Seiring berjalannya waktu, untuk menjaga momentum reformasi, manajemen perubahan perlu dilakukan. Karena berdasarkan penelitian dari beberapa pakar, kecenderungan anggota organisasi untuk kembali ke keseimbangan semula atau equilibrium sebelum terjadinya rekayasa ulang proses bisnis akan dilakukan. Pertanyaan-pertanyaan seperti seberapa pentingkah reformasi ini, apa manfaatnya bagi kita dan lain sebagainya yang menghambat reformasi akan bermunculan. Rekayasa ulang memang sebuah proyek yang kompleks melibatkan banyak faktor. Untuk mencapai kesuksesan, sangat esensial bahwa perubahan perlu di manage dan perhatian yang lebih perlu dilakukan terhadap faktor kontekstual yaitu dukungan pimpinan yang lebih tinggi dan kompetensi teknologi (Grover et,al (1995)).

Perhatian publik terhadap kasus-kasus yang menimpa para karyawan Dirjen Pajak sebaiknya menjadi perhatian bahwa potensi kegagalan rekayasa ulang proses bisnis dapat terjadi. Potensi tersebut dapat terjadi di tingkatan permasalahan-permasalahan dukungan manajemen seperti kurangnya, pimpinan atau menejemen senior dalam usaha menerapkan rekayasa ulang proses bisnis, permasalahan pada kompetensi teknologi seperti terbatasnya penguasaan pengetahuan IT karyawan, permasalahan pada perumusan scoupe dan identifikasi permasalahan, permasalahan pada perencanaan dan eksekusi seperti kurangnya pemahaman visi, permasalahan pada manajemen perubahan seperti resistensi, komitmen terhadap nilai baru yang dirumuskan, keberadaan budaya kerja yang perlu diubah, dan kakunya struktur hirarkis.

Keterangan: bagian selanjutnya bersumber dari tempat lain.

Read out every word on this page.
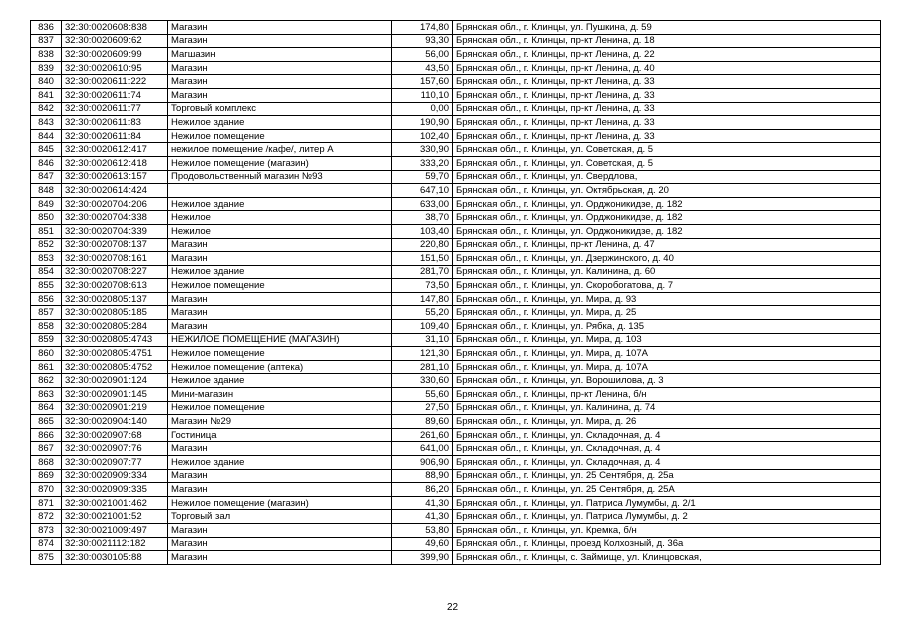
836	32:30:0020608:838	Магазин	174,80	Брянская обл., г. Клинцы, ул. Пушкина, д. 59
837	32:30:0020609:62	Магазин	93,30	Брянская обл., г. Клинцы, пр-кт Ленина, д. 18
838	32:30:0020609:99	Магшазин	56,00	Брянская обл., г. Клинцы, пр-кт Ленина, д. 22
839	32:30:0020610:95	Магазин	43,50	Брянская обл., г. Клинцы, пр-кт Ленина, д. 40
840	32:30:0020611:222	Магазин	157,60	Брянская обл., г. Клинцы, пр-кт Ленина, д. 33
841	32:30:0020611:74	Магазин	110,10	Брянская обл., г. Клинцы, пр-кт Ленина, д. 33
842	32:30:0020611:77	Торговый комплекс	0,00	Брянская обл., г. Клинцы, пр-кт Ленина, д. 33
843	32:30:0020611:83	Нежилое здание	190,90	Брянская обл., г. Клинцы, пр-кт Ленина, д. 33
844	32:30:0020611:84	Нежилое помещение	102,40	Брянская обл., г. Клинцы, пр-кт Ленина, д. 33
845	32:30:0020612:417	нежилое помещение /кафе/, литер А	330,90	Брянская обл., г. Клинцы, ул. Советская, д. 5
846	32:30:0020612:418	Нежилое помещение (магазин)	333,20	Брянская обл., г. Клинцы, ул. Советская, д. 5
847	32:30:0020613:157	Продовольственный магазин №93	59,70	Брянская обл., г. Клинцы, ул. Свердлова,
848	32:30:0020614:424		647,10	Брянская обл., г. Клинцы, ул. Октябрьская, д. 20
849	32:30:0020704:206	Нежилое здание	633,00	Брянская обл., г. Клинцы, ул. Орджоникидзе, д. 182
850	32:30:0020704:338	Нежилое	38,70	Брянская обл., г. Клинцы, ул. Орджоникидзе, д. 182
851	32:30:0020704:339	Нежилое	103,40	Брянская обл., г. Клинцы, ул. Орджоникидзе, д. 182
852	32:30:0020708:137	Магазин	220,80	Брянская обл., г. Клинцы, пр-кт Ленина, д. 47
853	32:30:0020708:161	Магазин	151,50	Брянская обл., г. Клинцы, ул. Дзержинского, д. 40
854	32:30:0020708:227	Нежилое здание	281,70	Брянская обл., г. Клинцы, ул. Калинина, д. 60
855	32:30:0020708:613	Нежилое помещение	73,50	Брянская обл., г. Клинцы, ул. Скоробогатова, д. 7
856	32:30:0020805:137	Магазин	147,80	Брянская обл., г. Клинцы, ул. Мира, д. 93
857	32:30:0020805:185	Магазин	55,20	Брянская обл., г. Клинцы, ул. Мира, д. 25
858	32:30:0020805:284	Магазин	109,40	Брянская обл., г. Клинцы, ул. Рябка, д. 135
859	32:30:0020805:4743	НЕЖИЛОЕ ПОМЕЩЕНИЕ (МАГАЗИН)	31,10	Брянская обл., г. Клинцы, ул. Мира, д. 103
860	32:30:0020805:4751	Нежилое помещение	121,30	Брянская обл., г. Клинцы, ул. Мира, д. 107А
861	32:30:0020805:4752	Нежилое помещение (аптека)	281,10	Брянская обл., г. Клинцы, ул. Мира, д. 107А
862	32:30:0020901:124	Нежилое здание	330,60	Брянская обл., г. Клинцы, ул. Ворошилова, д. 3
863	32:30:0020901:145	Мини-магазин	55,60	Брянская обл., г. Клинцы, пр-кт Ленина, б/н
864	32:30:0020901:219	Нежилое помещение	27,50	Брянская обл., г. Клинцы, ул. Калинина, д. 74
865	32:30:0020904:140	Магазин №29	89,60	Брянская обл., г. Клинцы, ул. Мира, д. 26
866	32:30:0020907:68	Гостиница	261,60	Брянская обл., г. Клинцы, ул. Складочная, д. 4
867	32:30:0020907:76	Магазин	641,00	Брянская обл., г. Клинцы, ул. Складочная, д. 4
868	32:30:0020907:77	Нежилое здание	906,90	Брянская обл., г. Клинцы, ул. Складочная, д. 4
869	32:30:0020909:334	Магазин	88,90	Брянская обл., г. Клинцы, ул. 25 Сентября, д. 25а
870	32:30:0020909:335	Магазин	86,20	Брянская обл., г. Клинцы, ул. 25 Сентября, д. 25А
871	32:30:0021001:462	Нежилое помещение (магазин)	41,30	Брянская обл., г. Клинцы, ул. Патриса Лумумбы, д. 2/1
872	32:30:0021001:52	Торговый зал	41,30	Брянская обл., г. Клинцы, ул. Патриса Лумумбы, д. 2
873	32:30:0021009:497	Магазин	53,80	Брянская обл., г. Клинцы, ул. Кремка, б/н
874	32:30:0021112:182	Магазин	49,60	Брянская обл., г. Клинцы, проезд Колхозный, д. 36а
875	32:30:0030105:88	Магазин	399,90	Брянская обл., г. Клинцы, с. Займище, ул. Клинцовская,
22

Oleh karena itu perubahan radikal yang telah diputuskan untuk dilakukan oleh Dirjen Pajak tetap harus dilanjutkan dengan memperhatikan beragam faktor sukses dan gagal untuk diantisipasi, karena perubahan memang harus dilakukan atau kalau tidak hanya akan menjadi sebuah instansi yang yang besar dalam jumlah anggota organisasi tetapi tidak memberikan karya terbaiknya untuk para pemangku kepentingan.